Tears had formed in Sterling's eyes.
"She was my wife, for cripes sake. She was supposed to help me."
"So you had to kill her?" Susan said.
"I was supposed to let her tell?"
"And the… tongue," Susan said.
"So they'd know."
The sound of his voice had lost all hint of the man from whom it came. It sounded like a drill bit binding in metal.
"They'd know what?"
"That she was going to tell on us, so I had to kill her. It was a, a symbol. So they'd know I was protecting all of us."
"They being Gavin and Wechsler?"
"'Course."
Susan looked at me.
"What did you use?" I said.
"My jackknife. My father always said a man was no better than the knife he carried. I always carry a good jackknife."
"And what did you do with it?"
"With what?"
"The tongue," I said.
"The thing in the sink, you know…" He made a grinding noise.
"Disposal," Susan said.
"Yuh, disposal." He gestured down, with his forefinger.
Susan stared at him for a moment with no expression on her face, then she turned and walked back and stood next to me. The counter was between Sterling and us. He looked a little dazed.
"What was I supposed to do," he said. "Everybody I turn to lets me down."
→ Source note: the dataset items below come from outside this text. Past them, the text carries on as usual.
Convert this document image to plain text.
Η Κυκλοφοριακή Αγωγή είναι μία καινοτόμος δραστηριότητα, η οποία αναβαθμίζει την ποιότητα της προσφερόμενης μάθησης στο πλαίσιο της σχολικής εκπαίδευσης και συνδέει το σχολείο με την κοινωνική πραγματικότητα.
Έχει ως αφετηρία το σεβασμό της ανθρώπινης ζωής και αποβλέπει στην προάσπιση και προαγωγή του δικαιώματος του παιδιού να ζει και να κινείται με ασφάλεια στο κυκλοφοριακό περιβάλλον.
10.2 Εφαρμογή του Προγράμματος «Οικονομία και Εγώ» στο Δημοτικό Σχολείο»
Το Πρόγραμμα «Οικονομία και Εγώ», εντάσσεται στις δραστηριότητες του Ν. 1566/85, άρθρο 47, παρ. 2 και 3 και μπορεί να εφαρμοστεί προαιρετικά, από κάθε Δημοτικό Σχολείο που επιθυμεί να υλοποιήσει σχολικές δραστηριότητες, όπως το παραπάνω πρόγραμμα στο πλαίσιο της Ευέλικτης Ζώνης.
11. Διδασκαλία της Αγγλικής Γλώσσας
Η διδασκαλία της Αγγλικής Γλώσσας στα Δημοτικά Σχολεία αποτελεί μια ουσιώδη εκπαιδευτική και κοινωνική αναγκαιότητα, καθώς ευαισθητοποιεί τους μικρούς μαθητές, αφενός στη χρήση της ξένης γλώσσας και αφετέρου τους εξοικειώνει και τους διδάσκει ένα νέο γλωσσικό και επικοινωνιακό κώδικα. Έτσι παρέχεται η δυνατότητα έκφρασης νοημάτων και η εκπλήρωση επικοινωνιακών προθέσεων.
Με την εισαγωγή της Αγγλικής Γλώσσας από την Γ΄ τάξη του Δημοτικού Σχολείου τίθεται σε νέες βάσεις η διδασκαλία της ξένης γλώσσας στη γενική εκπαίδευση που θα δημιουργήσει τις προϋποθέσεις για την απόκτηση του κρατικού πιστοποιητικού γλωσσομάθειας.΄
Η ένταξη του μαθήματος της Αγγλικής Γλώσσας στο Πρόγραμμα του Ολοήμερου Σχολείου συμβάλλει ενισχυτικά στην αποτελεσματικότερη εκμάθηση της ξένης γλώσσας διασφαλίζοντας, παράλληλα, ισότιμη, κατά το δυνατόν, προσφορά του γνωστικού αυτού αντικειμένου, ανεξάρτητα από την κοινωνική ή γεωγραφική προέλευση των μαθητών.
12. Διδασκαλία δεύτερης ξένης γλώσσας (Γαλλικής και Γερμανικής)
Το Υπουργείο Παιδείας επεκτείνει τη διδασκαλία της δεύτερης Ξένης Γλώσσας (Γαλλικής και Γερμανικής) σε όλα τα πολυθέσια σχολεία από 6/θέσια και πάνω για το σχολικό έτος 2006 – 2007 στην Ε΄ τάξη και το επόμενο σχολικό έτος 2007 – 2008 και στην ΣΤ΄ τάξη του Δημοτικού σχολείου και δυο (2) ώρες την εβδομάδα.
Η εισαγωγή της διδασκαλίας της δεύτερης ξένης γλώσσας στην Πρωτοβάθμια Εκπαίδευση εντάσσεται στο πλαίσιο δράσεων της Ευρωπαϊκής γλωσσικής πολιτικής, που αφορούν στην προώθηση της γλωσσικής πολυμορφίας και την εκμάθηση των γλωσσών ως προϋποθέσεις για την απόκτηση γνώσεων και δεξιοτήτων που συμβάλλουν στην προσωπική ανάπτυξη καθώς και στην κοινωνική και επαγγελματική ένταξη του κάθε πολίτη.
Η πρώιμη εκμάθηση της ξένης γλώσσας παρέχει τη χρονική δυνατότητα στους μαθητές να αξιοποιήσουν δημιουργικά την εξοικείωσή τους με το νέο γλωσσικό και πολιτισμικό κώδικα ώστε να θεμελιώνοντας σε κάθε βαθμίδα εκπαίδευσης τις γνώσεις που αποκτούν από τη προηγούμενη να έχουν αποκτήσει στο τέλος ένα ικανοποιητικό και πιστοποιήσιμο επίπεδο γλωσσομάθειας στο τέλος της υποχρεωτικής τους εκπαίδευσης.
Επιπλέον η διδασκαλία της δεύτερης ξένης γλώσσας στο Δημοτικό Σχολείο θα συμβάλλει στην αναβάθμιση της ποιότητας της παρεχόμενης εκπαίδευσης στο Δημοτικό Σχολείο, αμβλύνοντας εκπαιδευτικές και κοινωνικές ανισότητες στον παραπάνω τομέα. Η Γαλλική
Susan took a deep breath and let it out and walked to the end of the counter and picked up the phone.
"No," Sterling said.
He put his right hand behind him, feeling for the gun in his back pocket. I brought mine up from beside my thigh and aimed it at the middle of his chest.
"Try to use the gun and I'll kill you," I said.
Sterling froze in mid gesture. He looked at Susan.
"Take the gun out slowly, hold it with your thumb and forefinger only, and put it on the counter in front of me. And step back away from it."
The thing in behind his eyes was seething now. He didn't want to give up the gun. He wanted to kill both of us and everyone else who wouldn't help him. But the thing didn't make him blind. Maybe he saw something in my eyes. Maybe he knew that shooting him would satisfy me in ways that few things could. Slowly and carefully he took the gun out and put it on the counter. It was a Targa.380. He still seemed dazed. I picked the gun up and stuck it in my belt.
"Susie," he said. "For God's sake, Susie."
Susan dialed 911.
"I'm not going to stay here," he said. "You can shoot me if you want."
I shook my head. And he turned and walked from the kitchen. I followed him. He went through the living room to the hall and out the apartment door, down the stairway, and out the front door of the building. The door swung shut and latched gently behind him. From the front hall window I watched him run in the late afternoon sunshine under the filtering trees, up Linnaean Street toward Mass Ave.
Susan came to stand beside me. She put her forehead against the wall beside the window and closed her eyes.
"My God," she said. "My God."
I stood beside her without touching her, and we stood like that until the cops came.